RACINE COUNTY — When it comes to jobs, everyone seems to agree: We need more.

But from a legislative standpoint, there are many roads to help reduce unemployment, such as investing in education or reducing taxes. So The Journal Times asked local legislators: How will you help improve the unemployment rate in Wisconsin, particularly Racine?

Sen. Robert Wirch, D-Pleasant Prairie

Invest in education (particularly technical school system) and wind energy.

“I was a big critic of the cuts that the Walker administration put in for, specifically, the technical school budget, so I think in that area clearly we have to find skilled workers for specific industry jobs out there. ... I would put more money back in for education. I think we are in a worldwide competition out there, and we simply have to have the best-trained workers to fill jobs.”

Additionally, “I would have the governor stop working against wind energy jobs in our state.

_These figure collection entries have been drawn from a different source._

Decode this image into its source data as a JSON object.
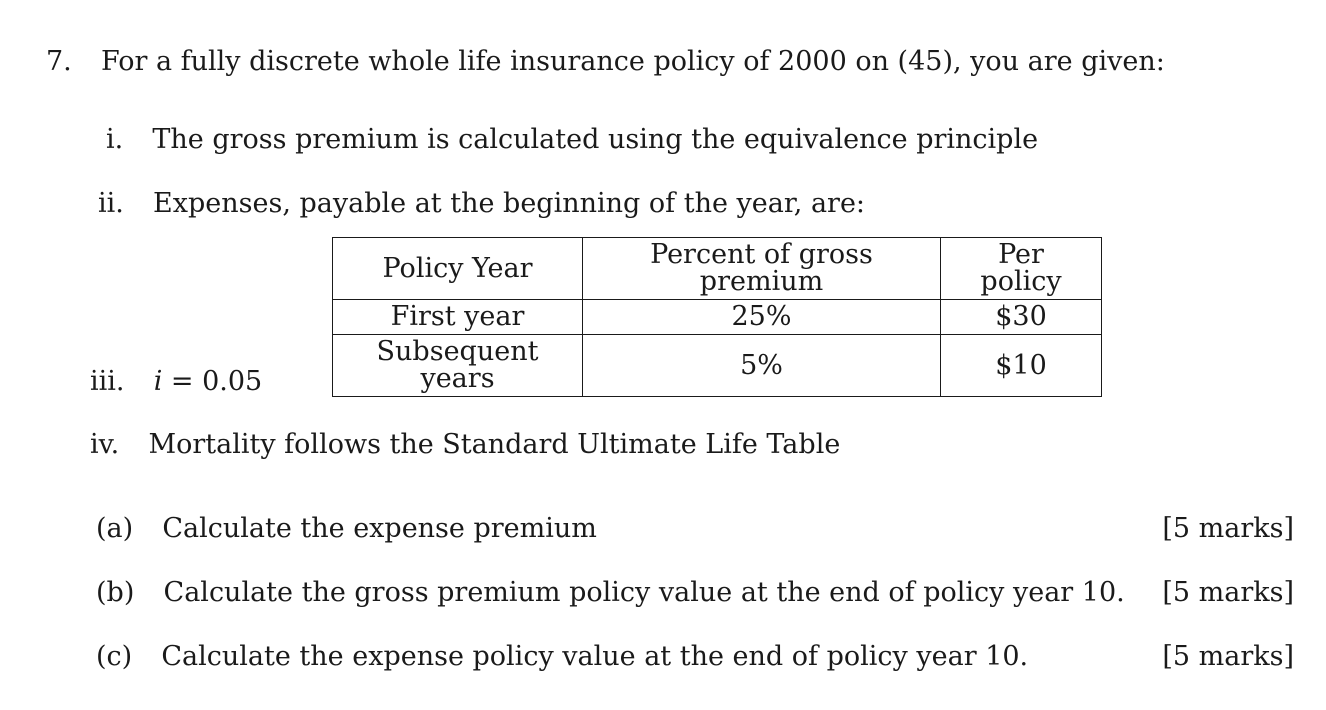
{
  "question": {
    "number": "7.",
    "stem": "For a fully discrete whole life insurance policy of 2000 on (45), you are given:"
  },
  "conditions": [
    {
      "label": "i.",
      "text": "The gross premium is calculated using the equivalence principle"
    },
    {
      "label": "ii.",
      "text": "Expenses, payable at the beginning of the year, are:"
    },
    {
      "label": "iii.",
      "var": "i",
      "eq": " = 0.05"
    },
    {
      "label": "iv.",
      "text": "Mortality follows the Standard Ultimate Life Table"
    }
  ],
  "expense_table": {
    "headers": [
      "Policy Year",
      "Percent of gross premium",
      "Per policy"
    ],
    "rows": [
      [
        "First year",
        "25%",
        "$30"
      ],
      [
        "Subsequent years",
        "5%",
        "$10"
      ]
    ]
  },
  "parts": [
    {
      "label": "(a)",
      "text": "Calculate the expense premium",
      "marks": "[5 marks]"
    },
    {
      "label": "(b)",
      "text": "Calculate the gross premium policy value at the end of policy year 10.",
      "marks": "[5 marks]"
    },
    {
      "label": "(c)",
      "text": "Calculate the expense policy value at the end of policy year 10.",
      "marks": "[5 marks]"
    }
  ]
}
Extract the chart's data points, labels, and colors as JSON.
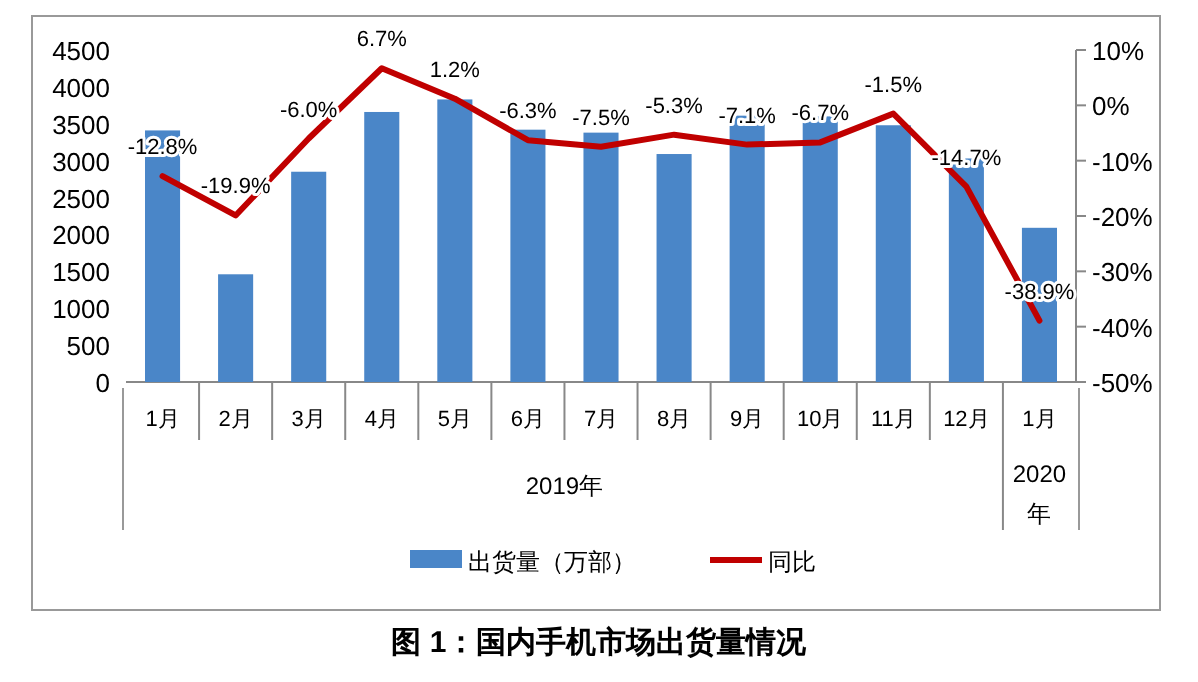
{
  "chart_data": {
    "type": "bar",
    "title": "图 1：国内手机市场出货量情况",
    "categories": [
      "1月",
      "2月",
      "3月",
      "4月",
      "5月",
      "6月",
      "7月",
      "8月",
      "9月",
      "10月",
      "11月",
      "12月",
      "1月"
    ],
    "series": [
      {
        "name": "出货量（万部）",
        "color": "#4a86c8",
        "values": [
          3410,
          1460,
          2850,
          3660,
          3830,
          3420,
          3380,
          3090,
          3610,
          3600,
          3480,
          3030,
          2090
        ]
      },
      {
        "name": "同比",
        "type": "line",
        "axis": "y2",
        "color": "#c00000",
        "values": [
          -12.8,
          -19.9,
          -6.0,
          6.7,
          1.2,
          -6.3,
          -7.5,
          -5.3,
          -7.1,
          -6.7,
          -1.5,
          -14.7,
          -38.9
        ],
        "value_labels": [
          "-12.8%",
          "-19.9%",
          "-6.0%",
          "6.7%",
          "1.2%",
          "-6.3%",
          "-7.5%",
          "-5.3%",
          "-7.1%",
          "-6.7%",
          "-1.5%",
          "-14.7%",
          "-38.9%"
        ]
      }
    ],
    "ylim": [
      0,
      4500
    ],
    "yticks": [
      0,
      500,
      1000,
      1500,
      2000,
      2500,
      3000,
      3500,
      4000,
      4500
    ],
    "y2lim": [
      -50,
      10
    ],
    "y2ticks": [
      {
        "value": -50,
        "label": "-50%"
      },
      {
        "value": -40,
        "label": "-40%"
      },
      {
        "value": -30,
        "label": "-30%"
      },
      {
        "value": -20,
        "label": "-20%"
      },
      {
        "value": -10,
        "label": "-10%"
      },
      {
        "value": 0,
        "label": "0%"
      },
      {
        "value": 10,
        "label": "10%"
      }
    ],
    "annotations": [
      "2019年",
      "2020年"
    ],
    "legend": "bottom",
    "grid": false
  }
}
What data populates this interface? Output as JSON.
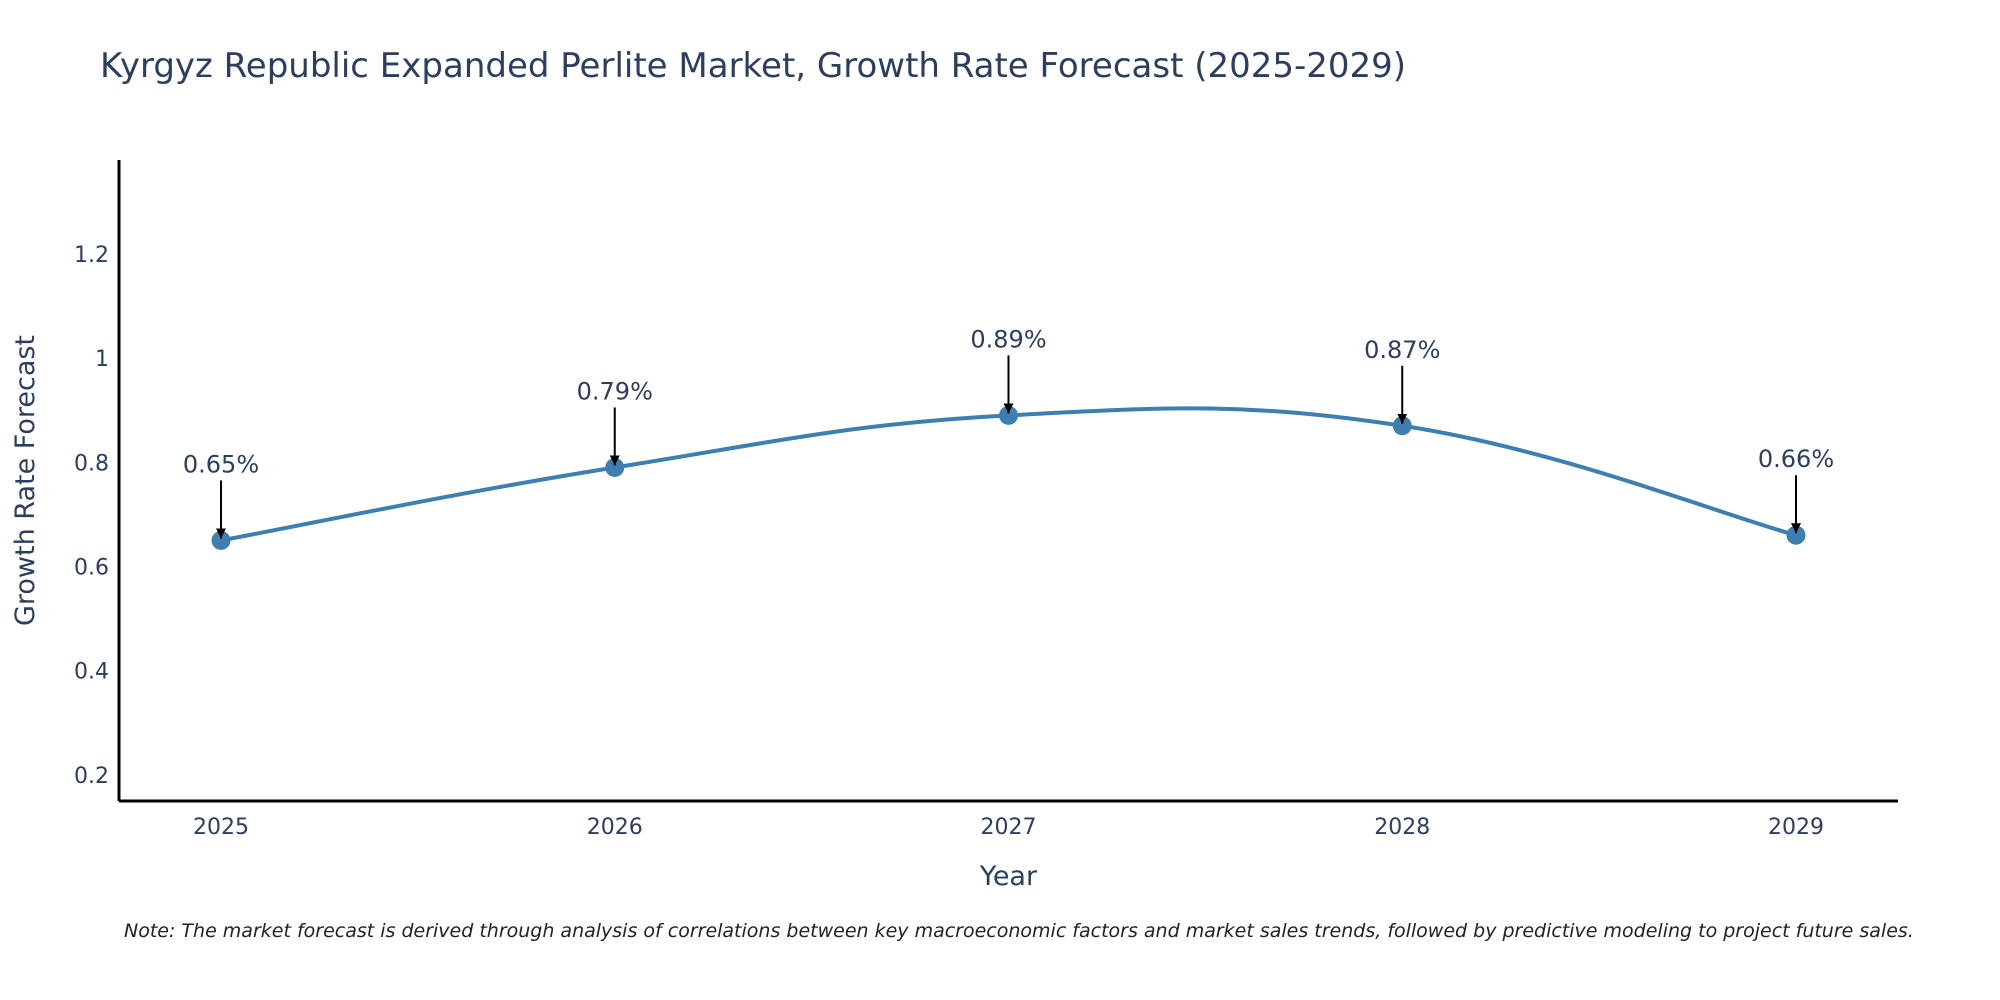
{
  "chart_data": {
    "type": "line",
    "title": "Kyrgyz Republic Expanded Perlite Market, Growth Rate Forecast (2025-2029)",
    "xlabel": "Year",
    "ylabel": "Growth Rate Forecast",
    "categories": [
      "2025",
      "2026",
      "2027",
      "2028",
      "2029"
    ],
    "series": [
      {
        "name": "Growth Rate Forecast",
        "values": [
          0.65,
          0.79,
          0.89,
          0.87,
          0.66
        ],
        "labels": [
          "0.65%",
          "0.79%",
          "0.89%",
          "0.87%",
          "0.66%"
        ],
        "color": "#3d7fb0"
      }
    ],
    "ylim": [
      0.15,
      1.38
    ],
    "yticks": [
      0.2,
      0.4,
      0.6,
      0.8,
      1,
      1.2
    ],
    "ytick_labels": [
      "0.2",
      "0.4",
      "0.6",
      "0.8",
      "1",
      "1.2"
    ],
    "grid": false,
    "line_shape": "spline",
    "annotations": "arrow pointing to each data point with percentage label",
    "note": "Note: The market forecast is derived through analysis of correlations between key macroeconomic factors and market sales trends, followed by predictive modeling to project future sales."
  },
  "colors": {
    "line": "#3d7fb0",
    "marker": "#3d7fb0",
    "axis": "#000000",
    "text": "#2a3f5f",
    "arrow": "#000000"
  }
}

We had a compromise, and he ruined the compromise, and it’s stopped new wind energy projects in our state. ... Gateway (Technical College) is actually training people in wind energy projects, and now those people have to go to different states to get employment instead of Wisconsin.”

Sen. John Lehman, D-Racine

Fully fund education, vocational training and transportation programs. Encourage private-public partnerships. Pass venture capital legislation.

“The focus should definitely be kind of three-fold: the K-12 system, technical college system and public-private partnerships to get the ball rolling. ... You’re really going after where the jobs are when you do that. There’s this gap between job openings and prepared people. At the same time, you have unemployment, and there are jobs sitting there.

“We’ve seen some real hits to the colleges, university and K-12 system under the Republicans, but that’s where I believe in the short, medium and long term, that’s where your best bet is.”

Rep. Peter Barca, D-Kenosha

Promote Wisconsin manufacturing “much like we promote tourism in this state.” Give incentives to prime contractors who use two and three-tier suppliers. Work with Gateway Technical College, the state district vocational board and the private sector to put forward a bill to “close the skills gap” by training job-seekers in the skills they need to get hired.

“There are 2 million jobs that can be filled immediately if people just have the skills to fill them. ... Those (listed above) are the bills that were left on the table this session. ... Those will be the first three that I introduce next session.”

Rep. David Craig, R-Big Bend

Simplify state tax code and streamline regulations.

“Wisconsin’s tax code is unnecessarily complex; we need to simplify the tax code for both businesses and individuals. Less deductions and flatter tax rates would bring more equity and transparency to the system. ... Our current tax structure hits small business profits which could otherwise be used to expand and create jobs. Lower tax rates would also make us more competitive with other states, and more attractive to potential job creators and investors.

“With Wisconsin’s current burdensome regulations and complex tax code, businesses are forced to hire experts just to help them comply with regulations and file their taxes. ... “When the state Legislature reconvenes in January, we need to hold hearings where every state agency must outline how they can streamline the regulatory environment in their purview while maintaining appropriate oversight where necessary.”

Rep. Robin Vos, R-Rochester

Use legislation as tool to foster growth in private sector. Reassess government regulations. Train workers to meet job demands.

“While not one piece of legislation will spur economic growth, we will continue to work on ways to help the private sector grow. We need to increase assistance to small businesses and increase available loans to businesses. We also must take a closer look at government regulations that may be impeding the creation of small businesses. In addition, it’s important that we continue to find ways to better train our workers for the jobs that are in demand. Finally, I look forward to reforming our mining laws to allow for the creation of thousands of jobs throughout the state.”

Rep. Cory Mason, D-Racine, could not be reached for comment.